Padahal, marahnya Jokowi tersebut didalam Ratas Kabinet yang sifatnya tertutup, bahkan tidak semua menteri hadir. Kemarahan itu menjadi konsumsi publik, setelah video itu di publikasikan Sekretariat Presiden.
Menurut saya, sangat keliru kalau dikatakan marahnya Presiden Jokowi itu menggunakan teks, karena fungsinya teks yang berada di tangan Jokowi, menyangkut data-data yang digunakan sebagai bahan bahasan.
Setelah 10 hari baru di publish ke publik jelas ada impact-nya bagi kementerian yang menjadi sorotan Jokowi, seharuanya intruksinya sudah di jalankan.
Tujuan untuk mem-publish video tersebut, menurut saya semata agar masyarakat tahu bahwa Presiden sudah memberikan teguran kepada jajaran kabinetnya.

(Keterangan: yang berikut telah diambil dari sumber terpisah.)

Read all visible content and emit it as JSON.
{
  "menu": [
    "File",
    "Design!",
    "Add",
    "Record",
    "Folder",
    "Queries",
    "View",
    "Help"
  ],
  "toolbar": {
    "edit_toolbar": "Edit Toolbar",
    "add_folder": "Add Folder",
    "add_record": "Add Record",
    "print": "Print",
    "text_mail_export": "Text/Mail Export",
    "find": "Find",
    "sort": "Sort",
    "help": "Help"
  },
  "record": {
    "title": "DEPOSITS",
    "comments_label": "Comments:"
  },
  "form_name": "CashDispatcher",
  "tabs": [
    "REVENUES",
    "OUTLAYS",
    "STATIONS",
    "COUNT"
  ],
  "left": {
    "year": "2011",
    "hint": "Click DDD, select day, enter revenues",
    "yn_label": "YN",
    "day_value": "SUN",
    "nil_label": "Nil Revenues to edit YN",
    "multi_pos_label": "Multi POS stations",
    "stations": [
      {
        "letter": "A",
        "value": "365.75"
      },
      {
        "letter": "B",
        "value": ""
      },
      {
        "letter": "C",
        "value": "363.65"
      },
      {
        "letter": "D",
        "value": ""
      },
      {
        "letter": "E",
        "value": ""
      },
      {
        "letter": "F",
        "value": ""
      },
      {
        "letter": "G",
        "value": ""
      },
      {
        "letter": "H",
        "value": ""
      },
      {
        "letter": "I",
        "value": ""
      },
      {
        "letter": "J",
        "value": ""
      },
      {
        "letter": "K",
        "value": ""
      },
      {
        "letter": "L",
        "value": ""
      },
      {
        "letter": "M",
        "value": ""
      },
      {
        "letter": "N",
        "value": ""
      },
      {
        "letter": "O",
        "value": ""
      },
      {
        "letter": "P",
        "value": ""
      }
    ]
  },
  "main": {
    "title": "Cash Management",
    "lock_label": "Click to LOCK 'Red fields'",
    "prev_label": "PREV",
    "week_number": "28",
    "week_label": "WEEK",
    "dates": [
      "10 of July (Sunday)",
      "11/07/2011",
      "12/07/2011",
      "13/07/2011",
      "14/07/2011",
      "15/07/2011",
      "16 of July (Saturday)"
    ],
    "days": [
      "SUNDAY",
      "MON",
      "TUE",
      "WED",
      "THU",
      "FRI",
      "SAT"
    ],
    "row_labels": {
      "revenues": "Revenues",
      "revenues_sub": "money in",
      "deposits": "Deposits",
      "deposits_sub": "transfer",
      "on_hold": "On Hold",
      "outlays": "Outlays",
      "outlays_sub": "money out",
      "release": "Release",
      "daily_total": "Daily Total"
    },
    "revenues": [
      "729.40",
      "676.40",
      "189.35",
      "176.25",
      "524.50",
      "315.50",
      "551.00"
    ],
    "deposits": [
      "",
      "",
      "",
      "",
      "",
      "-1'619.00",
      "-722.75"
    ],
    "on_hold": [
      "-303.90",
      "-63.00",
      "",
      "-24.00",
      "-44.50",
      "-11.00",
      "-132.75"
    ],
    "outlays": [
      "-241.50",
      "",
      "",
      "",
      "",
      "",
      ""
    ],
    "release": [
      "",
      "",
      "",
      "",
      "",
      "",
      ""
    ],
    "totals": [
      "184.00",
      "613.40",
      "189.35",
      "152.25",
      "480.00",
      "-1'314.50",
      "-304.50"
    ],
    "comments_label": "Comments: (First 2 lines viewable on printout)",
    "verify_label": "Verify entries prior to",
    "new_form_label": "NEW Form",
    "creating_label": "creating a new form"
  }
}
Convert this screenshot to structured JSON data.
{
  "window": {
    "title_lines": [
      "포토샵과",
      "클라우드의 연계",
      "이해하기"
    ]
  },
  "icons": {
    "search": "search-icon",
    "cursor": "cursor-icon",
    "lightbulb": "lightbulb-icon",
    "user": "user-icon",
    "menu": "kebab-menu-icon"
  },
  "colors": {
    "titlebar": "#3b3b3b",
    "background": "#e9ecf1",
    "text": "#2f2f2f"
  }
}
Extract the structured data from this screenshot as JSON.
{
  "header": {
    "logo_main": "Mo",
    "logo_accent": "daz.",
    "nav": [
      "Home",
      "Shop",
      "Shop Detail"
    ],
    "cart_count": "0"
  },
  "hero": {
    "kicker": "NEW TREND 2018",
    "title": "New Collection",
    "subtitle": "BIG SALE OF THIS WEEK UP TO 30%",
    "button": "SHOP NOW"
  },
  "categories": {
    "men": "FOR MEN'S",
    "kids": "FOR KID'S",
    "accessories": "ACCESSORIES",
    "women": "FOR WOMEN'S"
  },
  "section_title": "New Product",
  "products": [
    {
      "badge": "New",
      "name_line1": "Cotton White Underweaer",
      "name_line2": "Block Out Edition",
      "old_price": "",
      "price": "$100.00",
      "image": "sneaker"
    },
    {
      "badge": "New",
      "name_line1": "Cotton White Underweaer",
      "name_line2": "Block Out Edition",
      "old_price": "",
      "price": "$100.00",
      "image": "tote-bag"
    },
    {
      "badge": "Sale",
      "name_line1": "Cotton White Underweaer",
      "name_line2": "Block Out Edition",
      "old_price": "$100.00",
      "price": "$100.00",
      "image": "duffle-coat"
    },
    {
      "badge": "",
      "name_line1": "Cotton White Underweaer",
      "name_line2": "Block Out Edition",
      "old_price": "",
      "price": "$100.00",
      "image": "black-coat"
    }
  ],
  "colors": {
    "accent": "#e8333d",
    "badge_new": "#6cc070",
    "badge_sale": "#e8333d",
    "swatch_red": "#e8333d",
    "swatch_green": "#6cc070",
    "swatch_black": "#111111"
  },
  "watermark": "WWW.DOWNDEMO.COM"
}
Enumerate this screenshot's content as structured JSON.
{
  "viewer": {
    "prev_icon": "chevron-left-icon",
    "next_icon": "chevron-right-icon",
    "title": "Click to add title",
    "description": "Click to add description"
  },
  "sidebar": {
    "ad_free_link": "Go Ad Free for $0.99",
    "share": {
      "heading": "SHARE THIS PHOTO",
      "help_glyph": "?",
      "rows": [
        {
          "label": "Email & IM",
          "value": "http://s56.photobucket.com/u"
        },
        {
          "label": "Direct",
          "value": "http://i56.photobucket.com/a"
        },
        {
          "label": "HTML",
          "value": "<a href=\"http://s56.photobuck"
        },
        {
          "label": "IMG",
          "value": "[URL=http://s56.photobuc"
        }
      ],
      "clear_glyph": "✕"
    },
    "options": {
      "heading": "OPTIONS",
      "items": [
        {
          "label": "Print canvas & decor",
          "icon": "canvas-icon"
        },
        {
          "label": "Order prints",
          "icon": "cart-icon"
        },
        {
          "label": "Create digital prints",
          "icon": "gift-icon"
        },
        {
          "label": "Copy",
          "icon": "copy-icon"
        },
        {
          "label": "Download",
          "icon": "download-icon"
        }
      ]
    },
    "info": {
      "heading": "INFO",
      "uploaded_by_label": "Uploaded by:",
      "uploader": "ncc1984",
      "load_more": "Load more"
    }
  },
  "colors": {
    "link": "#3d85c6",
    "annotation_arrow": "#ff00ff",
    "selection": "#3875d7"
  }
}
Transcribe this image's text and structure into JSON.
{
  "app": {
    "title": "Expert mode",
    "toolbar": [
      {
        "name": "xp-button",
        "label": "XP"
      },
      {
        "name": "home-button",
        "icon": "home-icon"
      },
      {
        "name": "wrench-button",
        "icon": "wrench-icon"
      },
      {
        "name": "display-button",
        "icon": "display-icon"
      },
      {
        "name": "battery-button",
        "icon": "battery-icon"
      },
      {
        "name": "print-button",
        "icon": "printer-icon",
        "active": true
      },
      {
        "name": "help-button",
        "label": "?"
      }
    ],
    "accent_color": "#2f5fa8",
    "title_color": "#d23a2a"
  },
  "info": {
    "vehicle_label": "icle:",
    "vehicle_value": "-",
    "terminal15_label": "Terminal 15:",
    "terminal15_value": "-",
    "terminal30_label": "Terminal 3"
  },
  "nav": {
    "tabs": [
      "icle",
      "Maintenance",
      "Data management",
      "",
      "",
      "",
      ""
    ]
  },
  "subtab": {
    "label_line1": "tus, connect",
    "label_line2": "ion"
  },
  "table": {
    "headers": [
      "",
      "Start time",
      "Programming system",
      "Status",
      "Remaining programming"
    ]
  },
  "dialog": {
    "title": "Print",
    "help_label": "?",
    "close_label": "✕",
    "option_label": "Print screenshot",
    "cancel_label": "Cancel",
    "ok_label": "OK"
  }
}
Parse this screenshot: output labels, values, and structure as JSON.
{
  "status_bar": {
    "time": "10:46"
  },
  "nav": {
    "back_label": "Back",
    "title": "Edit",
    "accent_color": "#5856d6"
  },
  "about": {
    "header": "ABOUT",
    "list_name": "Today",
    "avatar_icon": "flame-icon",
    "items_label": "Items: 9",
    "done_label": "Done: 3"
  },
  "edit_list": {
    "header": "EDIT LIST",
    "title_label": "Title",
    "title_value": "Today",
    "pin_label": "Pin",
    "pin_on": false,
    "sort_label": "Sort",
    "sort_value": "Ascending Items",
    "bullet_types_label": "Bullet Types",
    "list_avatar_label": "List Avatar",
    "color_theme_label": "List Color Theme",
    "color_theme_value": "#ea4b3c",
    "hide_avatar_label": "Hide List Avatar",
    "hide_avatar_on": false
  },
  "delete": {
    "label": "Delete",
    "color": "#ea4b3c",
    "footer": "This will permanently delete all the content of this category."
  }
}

Memang kalau pada akhirnya menimbulkan kesan, Presiden Jokowi sudah membuka aib para menterinya yang berkinerja buruk. Tapi hal seperti itu, tidak dibuka kepublik pun pada akhirnya nanti tetap akan diketahui.
Tidak ada keburukan yang bisa tersimpan dengan rapi, layaknya bangkai mau dibenamkan kebumi pun cepat atau lambat akan tercium juga baunya.
Persoalan kinerja adalah soal kualitas dan mental personal, yang memang tidak bisa diabaikan begitu saja. Harus ada tindakan kongkrit untuk mengatasinya, salah satu caranya adalah mengganti Menteri yang memang tidak mumpuni.
Jadi kesimpulan saya, teks yang ada ditangan Jokowi, bukanlah teks yang dibaca agar kemarahan Jokowi tekstual, tapi teks tersebut berisikan data yang menjadi sumber kemarahan Jokowi.
Kemarahan Jokowi tersebut dalam Ratas Kabinet, yang memang tidak untuk di konsumsi oleh publik pada awalnya. Namun kalau setelah sepuluh hari berselang  baru disebarluaskan ke publik, itu menjadi soal lain lagi.